Dans le paysage audiovisuel occitan, Amic Bedel occupe une place singulière. Producteur, réalisateur, militant culturel, il met sa caméra au service d’un territoire, d’une langue et d’une culture en danger. « Je ne dirais pas que ça demande du courage, juste de se questionner sur pourquoi ça n’existe pas, et de le faire nous-mêmes : arriver à fabriquer les films qu’on aimerait voir », confie-t-il.
Tout commence dans l’Aveyron, où il grandit, au contact d’un monde encore occitanophone. Son père, Christian Pierre, est collecteur de récits et de chants. Très jeune, Amic baigne dans cette culture et commence à filmer avec les moyens du bord. « C’était de la captation, de l’enregistrement, pas encore du cinéma », se souvient le cinéaste. « Mais c’était déjà une manière de dire : cette parole, ce geste, cette façon de faire, il faut les garder. »

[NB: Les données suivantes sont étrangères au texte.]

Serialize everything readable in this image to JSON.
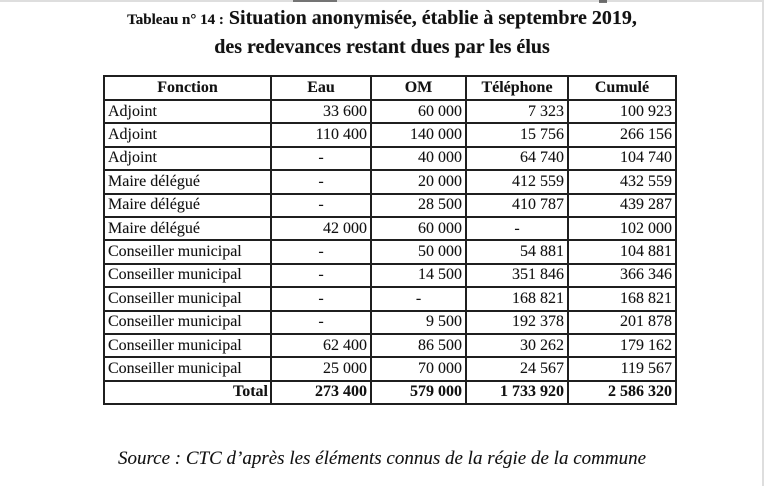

Au début des années 2000, face à l’absence de l’occitan dans le paysage audiovisuel, Amic Bedel fonde Pidget Films. Il lui donne le nom de sa maison d’enfance. « Dans les villages occitans, les maisons ont un nom, on appelle ça un “escainom”. Et la maison où j’ai grandi s’appelle Pidget. Ce nom, je l’ai donné à ma boîte », raconte-t-il. « Aujourd’hui, je filme pour que cette mémoire, cette langue, ces visages ne disparaissent pas sans avoir été vus. »
Le principe est simple : produire soi-même tout ce qui peut l’être — documentaires, clips, projets ancrés dans un territoire et dans une langue trop souvent absente des écrans. « Tout ce qu’on a fait, c’était avec beaucoup de débrouille. Oui, vraiment l’économie de la débrouille », sourit-il. « On n’a pas monté une boîte pour faire carrière. On l’a fait parce que c’était le seul moyen d’exister, de travailler, de créer. »

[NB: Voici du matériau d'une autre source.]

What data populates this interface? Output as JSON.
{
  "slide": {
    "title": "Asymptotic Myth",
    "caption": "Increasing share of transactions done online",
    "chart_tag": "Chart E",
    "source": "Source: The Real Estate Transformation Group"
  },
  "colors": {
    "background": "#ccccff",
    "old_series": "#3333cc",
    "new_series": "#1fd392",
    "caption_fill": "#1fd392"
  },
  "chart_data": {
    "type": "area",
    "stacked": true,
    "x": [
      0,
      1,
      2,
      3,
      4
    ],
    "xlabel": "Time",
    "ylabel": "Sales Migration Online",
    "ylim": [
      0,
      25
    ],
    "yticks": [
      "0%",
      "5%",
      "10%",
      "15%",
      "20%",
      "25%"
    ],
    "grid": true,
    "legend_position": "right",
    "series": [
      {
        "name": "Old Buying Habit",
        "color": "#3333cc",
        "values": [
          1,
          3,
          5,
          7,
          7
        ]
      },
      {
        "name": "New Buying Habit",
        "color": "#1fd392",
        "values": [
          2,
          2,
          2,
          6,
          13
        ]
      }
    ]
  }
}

« L’occitan est une langue vivante, capable d’exprimer le monde contemporain », rappelle-t-il. Avec la série documentaire Biais, coproduite par France 3 Occitanie, il touche un public plus large. Soixante épisodes tournés à travers la région, à la rencontre de paysans, artisans, artistes, qui racontent leur quotidien dans leur langue. Sans voix off, sans musique intrusive, sans mise en scène. Ce projet marque un tournant : l’occitan devient ici un outil de cinéma, de narration, et non plus seulement un symbole identitaire.
« Il y a une quinzaine d’années, j’ai contribué à la création d’un collectif qui s’appelle Detz. Aujourd’hui, c’est un véritable laboratoire audiovisuel, porté par des jeunes à qui nous avons transmis les clés. Cette association, basée à Toulouse, est ouverte à tous ceux qui souhaitent créer en occitan », souligne le producteur, attaché à la transmission.
En 2023, Amic Bedel produit la fiction “La seria”, la première série tournée principalement en occitan, avec cinq épisodes de 45 minutes. Un projet audacieux, mené à bien malgré les réticences des diffuseurs. « On nous disait qu’il n’y a pas de public. Mais comment le savoir, s’il n’y a pas d’offre ? La politique de l’offre, c’est ce que je fais depuis le début », insiste-t-il.
Pour la suite, le producteur a plusieurs projets en tête, dont il garde les détails pour plus tard. Mais l’engagement reste le même : filmer pour transmettre et faire vivre une langue, pour qu’elle continue à raconter la vie.